L’utopismo antipolitico ha raggiunto lo zenit negli anni Novanta. Non per caso, in quel decennio, in tante democrazie i partiti di destra e di sinistra si sono avvicinati al centro, la destra accettando i diritti, la sinistra il mercato. Non c’era più spazio per fare politica, insomma. Quando si parla di utopismo e di anni Novanta il primo nome che viene in mente è quello di Francis Fukuyama con la sua fine della storia. Ma Fukuyama ha avuto un successo planetario proprio perché ha saputo condensare lo spirito di quell’epoca, spirito che infatti ritroviamo, in forme diverse, in moltissime altre pubblicazioni uscite nello stesso torno di tempo.
Nelle pagine di quei libri si aggirano – se non altro in prospettiva – folle di Individui Globali felicemente sradicati, privi di identità precostituite e perciò liberi di costruirsi l’identità che vogliono, svincolati da gerarchie o rapporti di potere, non limitati da vincoli territoriali. Certo, in molti di questi libri ci si chiede pure che cosa ne sarà della politica e della democrazia, in un mondo cosiffatto. In genere però se ne auspica o profetizza vagamente la ricostruzione a valle della trasformazione epocale, ritenuta del resto ineluttabile, senza chiarire come di preciso la politica democratica si ricostituirà, infine. Nell’utopia antipolitica degli anni Novanta, invece, la democrazia e l’Occidente hanno finito per annegare. L’Occidente perché si è convinto che l’affermarsi di quell’utopia rappresentasse il suo trionfo, e di non essere quindi più necessario perché l’intero globo si era ormai occidentalizzato, o almeno era in via di occidentalizzazione. La democrazia perché, banalmente, gli Individui Globali non si addensano in un Demos né sopportano il Kratos.
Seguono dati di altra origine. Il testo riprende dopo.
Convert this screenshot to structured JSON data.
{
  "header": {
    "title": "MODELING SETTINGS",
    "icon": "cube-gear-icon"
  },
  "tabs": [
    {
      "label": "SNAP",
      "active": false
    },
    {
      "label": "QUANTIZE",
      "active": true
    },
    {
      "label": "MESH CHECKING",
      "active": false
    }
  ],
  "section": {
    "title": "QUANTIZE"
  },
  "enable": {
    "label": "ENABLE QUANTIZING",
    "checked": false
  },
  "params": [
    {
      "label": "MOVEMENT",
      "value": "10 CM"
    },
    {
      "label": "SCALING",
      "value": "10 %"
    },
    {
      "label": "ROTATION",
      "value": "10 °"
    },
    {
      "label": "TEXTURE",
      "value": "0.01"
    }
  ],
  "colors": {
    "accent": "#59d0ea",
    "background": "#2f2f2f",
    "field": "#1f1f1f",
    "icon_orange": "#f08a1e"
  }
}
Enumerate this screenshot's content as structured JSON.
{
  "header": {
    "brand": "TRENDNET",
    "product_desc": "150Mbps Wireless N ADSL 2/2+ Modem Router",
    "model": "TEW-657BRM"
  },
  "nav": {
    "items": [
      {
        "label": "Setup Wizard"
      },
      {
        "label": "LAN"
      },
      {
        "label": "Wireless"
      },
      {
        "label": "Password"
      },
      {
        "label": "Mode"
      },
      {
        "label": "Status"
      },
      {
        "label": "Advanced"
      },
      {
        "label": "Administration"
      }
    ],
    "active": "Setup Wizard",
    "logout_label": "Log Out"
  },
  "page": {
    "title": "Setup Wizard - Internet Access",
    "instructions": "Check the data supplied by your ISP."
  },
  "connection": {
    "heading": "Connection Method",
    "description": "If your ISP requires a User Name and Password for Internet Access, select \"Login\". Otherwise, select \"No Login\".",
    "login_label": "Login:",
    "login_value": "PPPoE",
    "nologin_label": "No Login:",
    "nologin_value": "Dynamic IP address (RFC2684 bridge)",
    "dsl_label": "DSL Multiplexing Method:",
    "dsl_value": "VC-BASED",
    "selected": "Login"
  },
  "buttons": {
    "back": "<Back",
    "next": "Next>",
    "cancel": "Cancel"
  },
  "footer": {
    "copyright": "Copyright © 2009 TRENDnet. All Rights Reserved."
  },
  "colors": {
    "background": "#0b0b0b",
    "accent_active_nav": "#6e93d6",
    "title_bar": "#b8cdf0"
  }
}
L’utopia antipolitica è cominciata ad andare a male nel primo decennio del XXI secolo, con l’11 settembre prima, la Grande Recessione poi. Negli ultimi vent’anni ci siamo così resi conto dei suoi risvolti distopici: ce ne siamo resi conto lentamente, li abbiamo negati a lungo, e poi ce ne siamo sorpresi e per un po’ non li abbiamo capiti, perché nel frattempo ci si era anche atrofizzato il senso storico. Che cosa abbiamo fatto allora? Ovvio: abbiamo cercato di tornare alla politica. I regimi autoritari hanno tirato le briglie, soffocando la dialettica interna per poter essere più efficaci all’esterno. Le democrazie fragili e precarie sono scivolate verso l’autoritarismo. E nelle solide democrazie occidentali, come reazione alla dissoluzione dell’Occidente e della democrazia, è emerso il sovranismo.
Oggi, in conclusione, delle due l’una. O la crisi dell’utopia antipolitica dimostrerà di essere un semplice appannamento temporaneo, e il vento tornerà presto a soffiare nelle vele dell’Individuo Globale protetto dal diritto e nutrito dal mercato. Oppure le democrazie dovranno reimparare a fare politica. Con un Demos, un Kratos e un’idea di Occidente.